BARLEY (Genus Hordeum).

In the United States barley is not used to any extent as human food. It has all the nutritive properties of the common cereals and may be considered as a food product, although its chief use is in the making of fermented beverages which will be described in full in the second volume.

Barley is cultivated chiefly in the northern and western portions of the United States and is similar to the oat in this respect, that when the grain is threshed by the ordinary process the first layer of chaff is not separated, and, therefore, it goes into the market unhulled. There are varieties of naked barley which are not much cultivated. The cultivated varieties (Hordeum sativum Pers.) belong practically to one species, although there are very many different varieties grown.

The character of barley best suited to malting will be discussed in the second volume.
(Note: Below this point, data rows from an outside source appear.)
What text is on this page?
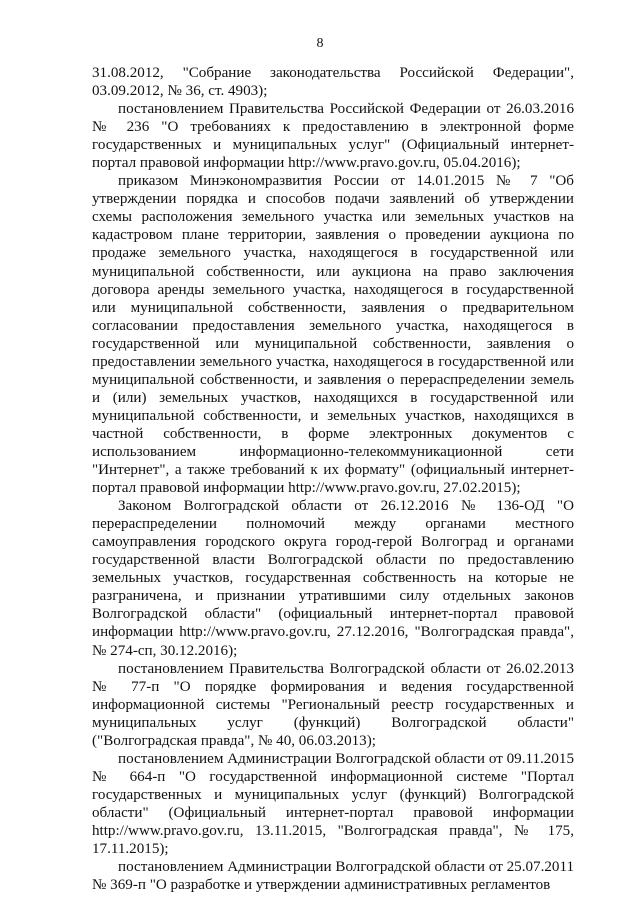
8

31.08.2012, "Собрание законодательства Российской Федерации", 03.09.2012, № 36, ст. 4903);

постановлением Правительства Российской Федерации от 26.03.2016 № 236 "О требованиях к предоставлению в электронной форме государственных и муниципальных услуг" (Официальный интернет-портал правовой информации http://www.pravo.gov.ru, 05.04.2016);

приказом Минэкономразвития России от 14.01.2015 № 7 "Об утверждении порядка и способов подачи заявлений об утверждении схемы расположения земельного участка или земельных участков на кадастровом плане территории, заявления о проведении аукциона по продаже земельного участка, находящегося в государственной или муниципальной собственности, или аукциона на право заключения договора аренды земельного участка, находящегося в государственной или муниципальной собственности, заявления о предварительном согласовании предоставления земельного участка, находящегося в государственной или муниципальной собственности, заявления о предоставлении земельного участка, находящегося в государственной или муниципальной собственности, и заявления о перераспределении земель и (или) земельных участков, находящихся в государственной или муниципальной собственности, и земельных участков, находящихся в частной собственности, в форме электронных документов с использованием информационно-телекоммуникационной сети "Интернет", а также требований к их формату" (официальный интернет-портал правовой информации http://www.pravo.gov.ru, 27.02.2015);

Законом Волгоградской области от 26.12.2016 № 136-ОД "О перераспределении полномочий между органами местного самоуправления городского округа город-герой Волгоград и органами государственной власти Волгоградской области по предоставлению земельных участков, государственная собственность на которые не разграничена, и признании утратившими силу отдельных законов Волгоградской области" (официальный интернет-портал правовой информации http://www.pravo.gov.ru, 27.12.2016, "Волгоградская правда", № 274-сп, 30.12.2016);

постановлением Правительства Волгоградской области от 26.02.2013 № 77-п "О порядке формирования и ведения государственной информационной системы "Региональный реестр государственных и муниципальных услуг (функций) Волгоградской области" ("Волгоградская правда", № 40, 06.03.2013);

постановлением Администрации Волгоградской области от 09.11.2015 № 664-п "О государственной информационной системе "Портал государственных и муниципальных услуг (функций) Волгоградской области" (Официальный интернет-портал правовой информации http://www.pravo.gov.ru, 13.11.2015, "Волгоградская правда", № 175, 17.11.2015);

постановлением Администрации Волгоградской области от 25.07.2011 № 369-п "О разработке и утверждении административных регламентов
Acreage and Yield of Barley.—The area planted to barley in the United States and other statistical data relating thereto for the year 1906 are as follows:

Acreage, 6,323,757
Yield per acre, 28.3 bushels
Total production, 178,916,484 "
Price per bushel, 41.5 cents
Value of crop, 74,235,997 dollars

Composition of a Typical Unhulled Barley.—From a comparative study of a number of samples of American barley the following numbers are regarded as typical of the composition of the unhulled barley grown in the United States:

Weight of 100 kernels, 4.53 grams
Moisture, 10.85 percent
Protein, 11.00 "
Ether extract, 2.25 "
Crude fiber, 3.85 "
Ash, 2.50 "
Starch and sugar, etc., 69.55 "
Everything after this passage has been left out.